Well, I’m not done with it yet, but this amazing book deserves some “in the middle” posts. I’m about halfway through Steinbeck’s The Grapes of Wrath and am absolutely blown away by it. This book makes me want to linger on every word, read chapters twice. Just flat unbelievable. I can’t believe that I’ve never read it before. The thing that’s amazing to me so far is the way that Steinbeck captures the large (what was happening to America during that period) and the small (the details of the Joad family as they head from Oklahoma to California). Just amazing.
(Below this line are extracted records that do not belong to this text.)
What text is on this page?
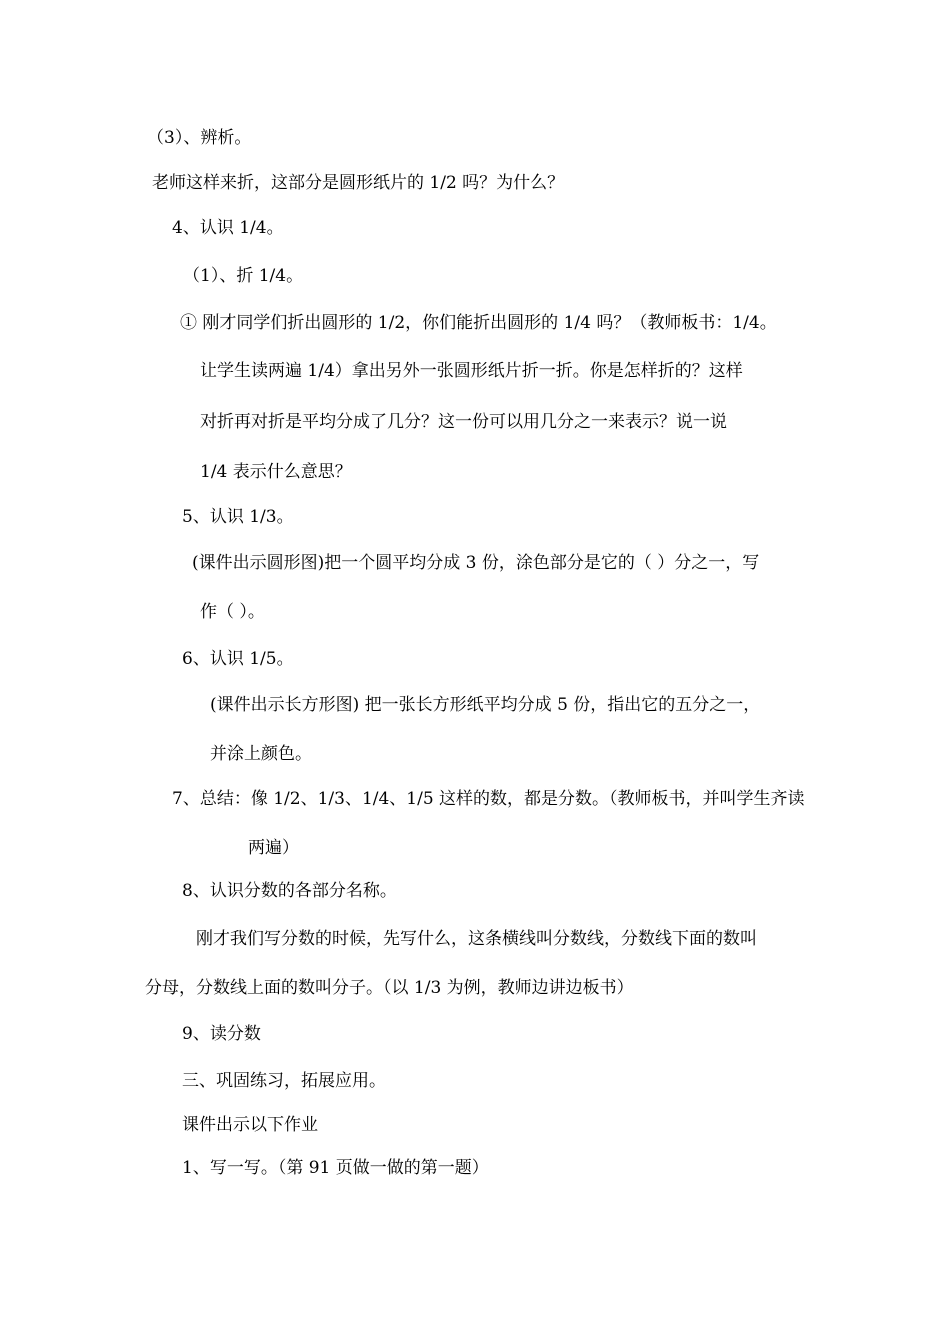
（3）、辨析。
老师这样来折，这部分是圆形纸片的 1/2 吗？为什么？
4、认识 1/4。
（1）、折 1/4。
① 刚才同学们折出圆形的 1/2，你们能折出圆形的 1/4 吗？（教师板书：1/4。
让学生读两遍 1/4）拿出另外一张圆形纸片折一折。你是怎样折的？这样
对折再对折是平均分成了几分？这一份可以用几分之一来表示？说一说
1/4 表示什么意思？
5、认识 1/3。
(课件出示圆形图)把一个圆平均分成 3 份，涂色部分是它的（ ）分之一，写
作（ ）。
6、认识 1/5。
(课件出示长方形图) 把一张长方形纸平均分成 5 份，指出它的五分之一，
并涂上颜色。
7、总结：像 1/2、1/3、1/4、1/5 这样的数，都是分数。（教师板书，并叫学生齐读
两遍）
8、认识分数的各部分名称。
刚才我们写分数的时候，先写什么，这条横线叫分数线，分数线下面的数叫
分母，分数线上面的数叫分子。（以 1/3 为例，教师边讲边板书）
9、读分数
三、巩固练习，拓展应用。
课件出示以下作业
1、写一写。（第 91 页做一做的第一题）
Here’s something from chapter 5, where he’s talking about the banks and the companies pushing out the families. Listen:
Some of the owner men were kind because they hated what they had to do, and some of them were angry because they hated to be cruel, and some of them were cold because they had long ago found that one could not be an owner unless one were cold. And all of them were caught in something larger than themselves. Some of them hated the mathematics that drove them, and some were afraid, and some worshiped the mathematics because it provided a refuge from thought and from feeling. If a bank or a finance company owned the land, the owner man said, the Bank–or the Company–needs–wants–insists–must have–as thoughthe Bank of the Company were a monster, with thought and feeling, which had ensnared them. These last would take no responsibility for the banks or the companies because they were men and slaves, while the banks were machines and masters all at the same time. Some of the owner men were a little proud to be slaves to such cold and powerful masters.
What’s incredible to me is how perfectly that describes a million different situations in our lives today. Anytime you’ve stood in line at the DMV, or tried to get your airline ticket changed, or tried to explain how an American isn’t the same thing as the American government.
Anyway, I’ll post more before I’m done, no doubt. Just thought it was worth mentioning that I’ll run out of superlatives by the end.